Credit scores are critical for allocating consumer debt in the United States, yet little evidence is available on their performance. We benchmark a widely used credit score against a machine learning model of consumer default and find significant misclassification of borrowers, especially those with low scores. Our model improves predictive accuracy for young, low-income, and minority groups due to its superior performance with low quality data, resulting in a gain in standing for these populations. Our findings suggest that improving credit scoring performance could lead to more equitable access to credit.
(拙訳)
信用スコアは米国で消費者債務を割り当てる際に極めて重要であるが、そのパフォーマンスについての利用可能な実証結果はあまり存在しない。我々は幅広く使われている信用スコアを消費者の債務不履行の機械学習モデルで評価し、特に低スコアの人について、借り手の顕著な誤判別があることを見い出した。我々のモデルは、低品質データについての優れたパフォーマンスにより、若くて低所得のマイノリティのグループについて予測精度を改善し、そうした人々の立場にとって利益となる。我々の発見が示すところによれば、信用スコアのパフォーマンスの改善は、信用へのより公平なアクセスにつながる。

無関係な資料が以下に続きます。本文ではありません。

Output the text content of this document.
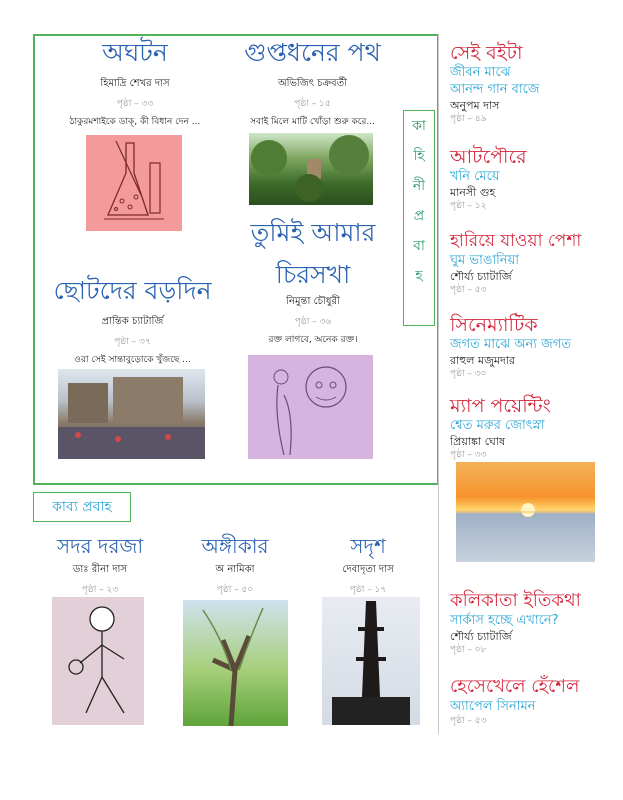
কা
হি
নী
প্র
বা
হ
অঘটন
হিমাদ্রি শেখর দাস
পৃষ্ঠা – ৩৩
ঠাকুরমশাইকে ডাক্‌, কী বিধান দেন ...
গুপ্তধনের পথ
অভিজিৎ চক্রবর্তী
পৃষ্ঠা – ১৫
সবাই মিলে মাটি খোঁড়া শুরু করে...
তুমিই আমার
চিরসখা
নিমুন্তা চৌধুরী
পৃষ্ঠা – ৩৬
রক্ত লাগবে, অনেক রক্ত।
ছোটদের বড়দিন
প্রান্তিক চ্যাটার্জি
পৃষ্ঠা – ৩৭
ওরা সেই সান্তাবুড়োকে খুঁজছে ...
কাব্য প্রবাহ
সদর দরজা
ডাঃ রীনা দাস
পৃষ্ঠা – ২৩
অঙ্গীকার
অ নামিকা
পৃষ্ঠা – ৫০
সদৃশ
দেবাদৃতা দাস
পৃষ্ঠা – ১৭
সেই বইটা
জীবন মাঝে
আনন্দ গান বাজে
অনুপম দাস
পৃষ্ঠা – ৪৯
আটপৌরে
খনি মেয়ে
মানসী গুহ
পৃষ্ঠা – ১২
হারিয়ে যাওয়া পেশা
ঘুম ভাঙানিয়া
শৌর্য্য চ্যাটার্জি
পৃষ্ঠা – ৫৩
সিনেম্যাটিক
জগত মাঝে অন্য জগত
রাহুল মজুমদার
পৃষ্ঠা – ৩০
ম্যাপ পয়েন্টিং
শ্বেত মরুর জোৎস্না
প্রিয়াঙ্কা ঘোষ
পৃষ্ঠা – ৩৩
কলিকাতা ইতিকথা
সার্কাস হচ্ছে এখানে?
শৌর্য্য চ্যাটার্জি
পৃষ্ঠা – ০৮
হেসেখেলে হেঁশেল
অ্যাপেল সিনামন
পৃষ্ঠা – ৫৩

導入部では以下のようなことが記されている(表などは本文から補完)。
- フェア・アイザック(Fair Isaac Corp)が最初の信用スコアを1958年に導入し、幅広く使われているFICOスコアを1989年に開始した。FICOスコアと2006年に開始されたバンテージスコア*1が最もよく使われている。
- 消費者金融保護局の推定によれば消費者の11%にはスコアが無く、そうした借り手は若くて低所得のマイノリティに偏っている。
- 2007-2009年の住宅危機の際には、高スコアの人の住宅ローン不払いが大きく上昇し、当時のスコアがそうした借り手の債務不履行確率を正しく反映していなかったことを示した。
- 今回の研究によれば、信用スコアは、実際の債務不履行確率からしてそぐわない人をリスク分類に割り当てることによって、消費者の41%を誤判別している。
- 誤判別は低スコアの人についてより深刻で、サブプライム借り手の47%、ニアプライム借り手の70%が誤判別されている一方、スーパープライムの借り手の誤判別は26%に留まった。
- 信用スコアの平均AUCスコア*2は約85%で、2007-2009年の危機時には顕著に落ち込んだが、自分たちのモデルは約91%で、時系列的に安定していた。
- 借り手の2割を占めるサブプライム信用スコアの借り手のうち、自分たちのモデルによれば22%がニアプライム、15%がディープサブプライムに分類される。
- 信用スコアのディープサブプライム、サブプライム、ニアプライムの実際の債務不履行率はそれぞれ68%、44%、22%だった。一方、各リスク分類内での自分たちのモデルと実際の債務不履行率の乖離は5%ポイント以内に留まった。
- 信用スコア会社は、信用スコア変動の最も重要な4つの要因を報告することが法律で義務付けられているが、それは負債額、負債の組み合わせ、新規借り入れ、信用履歴の期間であった。自分たちのモデルでは負債額に49%、負債の組み合わせに5%、新規借り入れに5%、信用履歴の期間に8%のウエイトを置いたが、信用スコアではそれぞれ38%、10%、10%、15%であった。
- 機械学習のような技術を導入すると若くて低所得のマイノリティに不利に働くのではないかと懸念されたが、結果はむしろ有利に働いた。